Unlike last year, the holidays have been fairly quiet this year (so far). However, this short analysis piece from Frank Millar in the Irish Times is worth marking for future reference. In it he questions whether the DUP is already calculating that they’d be better waiting for a change of residents at 10 Downing Street. One that was less cosy with its political opponents: Gordon Brown or even David Cameron?And it’s not a Unionist/Nationalist split either. The SDLP clearly feels it’s been dealt a poor hand by what they see as Blair’s one sided facilitation of Sinn Fein’s political agenda:

…the parties in Northern Ireland are inclining increasingly to the idea that recovery is beyond Blair, and that around Brown is where the action will eventually be. “It is not our happy view, but it is our fear that it is so,” says a senior member of the SDLP, who confirms: “It is certainly Mark’s view that Brown would make a better fist of it.”

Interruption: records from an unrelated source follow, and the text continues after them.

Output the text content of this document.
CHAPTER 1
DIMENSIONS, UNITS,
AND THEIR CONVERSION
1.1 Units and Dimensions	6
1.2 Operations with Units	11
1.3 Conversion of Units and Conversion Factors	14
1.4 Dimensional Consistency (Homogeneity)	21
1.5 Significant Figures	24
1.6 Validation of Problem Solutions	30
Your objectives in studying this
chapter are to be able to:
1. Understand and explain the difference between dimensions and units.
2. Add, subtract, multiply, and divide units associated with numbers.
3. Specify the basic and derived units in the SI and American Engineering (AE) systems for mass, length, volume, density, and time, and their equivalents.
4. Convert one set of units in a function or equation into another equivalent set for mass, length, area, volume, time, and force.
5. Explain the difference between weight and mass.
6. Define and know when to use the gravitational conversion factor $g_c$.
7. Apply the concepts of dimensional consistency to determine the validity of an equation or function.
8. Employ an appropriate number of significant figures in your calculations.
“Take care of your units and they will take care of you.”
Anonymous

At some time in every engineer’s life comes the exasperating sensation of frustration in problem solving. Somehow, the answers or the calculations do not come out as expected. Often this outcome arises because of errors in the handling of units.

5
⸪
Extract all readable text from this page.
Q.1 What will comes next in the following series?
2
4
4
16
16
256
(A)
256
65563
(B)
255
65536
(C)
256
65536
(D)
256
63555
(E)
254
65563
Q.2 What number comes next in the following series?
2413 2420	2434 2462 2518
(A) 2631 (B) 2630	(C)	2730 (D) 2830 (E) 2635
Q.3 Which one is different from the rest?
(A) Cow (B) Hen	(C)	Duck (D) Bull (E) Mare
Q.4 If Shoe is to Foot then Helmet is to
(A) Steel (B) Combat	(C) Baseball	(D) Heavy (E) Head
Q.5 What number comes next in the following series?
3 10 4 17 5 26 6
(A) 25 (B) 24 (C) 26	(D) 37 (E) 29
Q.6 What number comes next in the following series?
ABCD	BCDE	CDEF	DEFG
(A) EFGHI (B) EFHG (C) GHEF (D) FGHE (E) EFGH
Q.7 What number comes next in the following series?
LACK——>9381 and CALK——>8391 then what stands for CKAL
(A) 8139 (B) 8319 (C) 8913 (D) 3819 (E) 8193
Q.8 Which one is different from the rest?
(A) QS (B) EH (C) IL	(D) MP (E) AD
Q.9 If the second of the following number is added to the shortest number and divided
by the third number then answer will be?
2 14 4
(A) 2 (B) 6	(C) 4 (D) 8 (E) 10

SDLP leader Mark Durkan has so far stopped short of calling on Blair to stand aside in favour of Brown. But he is bursting with evident frustration at what he has described as No 10’s “feckless and reckless” handling of current issues in Northern Ireland. Consider the words; consider the source. This is John Hume’s successor as leader of “constitutional nationalism” in the North.

Indeed:

His [Durkan’s] party thinks current British plans to finance community-based “restorative justice” schemes a licence for legalised vigilantism which, in the words of one of his colleagues, “will see the killers of Robert McCartney and their like policing the streets of our communities.”

So far as Ian Paisley Junior is concerned, the DUP is happy to play a long game in context of incipient political change in Britain:

“I think distrust of Blair is a healthy attribute right across our party,” says Paisley jnr, confirming his view that the party might want to play it long. “If we can create an enabling environment in which there is sufficient unionist confidence, we’ll talk to the [ British] government about the process over the next two or three years, or more.”

How much Paisley jnr matters is a question which exercises the best official minds in London and Dublin. Their most benign view is that his influence will not survive his father’s domination (surely bound to end some time?). From within the DUP it is suggested the so-called “modernisers” might even prevent jnr succeeding in his father’s North Antrim seat when the time comes. For the present, however, he plainly speaks for and to what remains indisputably a Paisley party.

Moreover, the “modernisers” who actually matter do not dissent from his view that there is currently no appetite for a resumption of power sharing.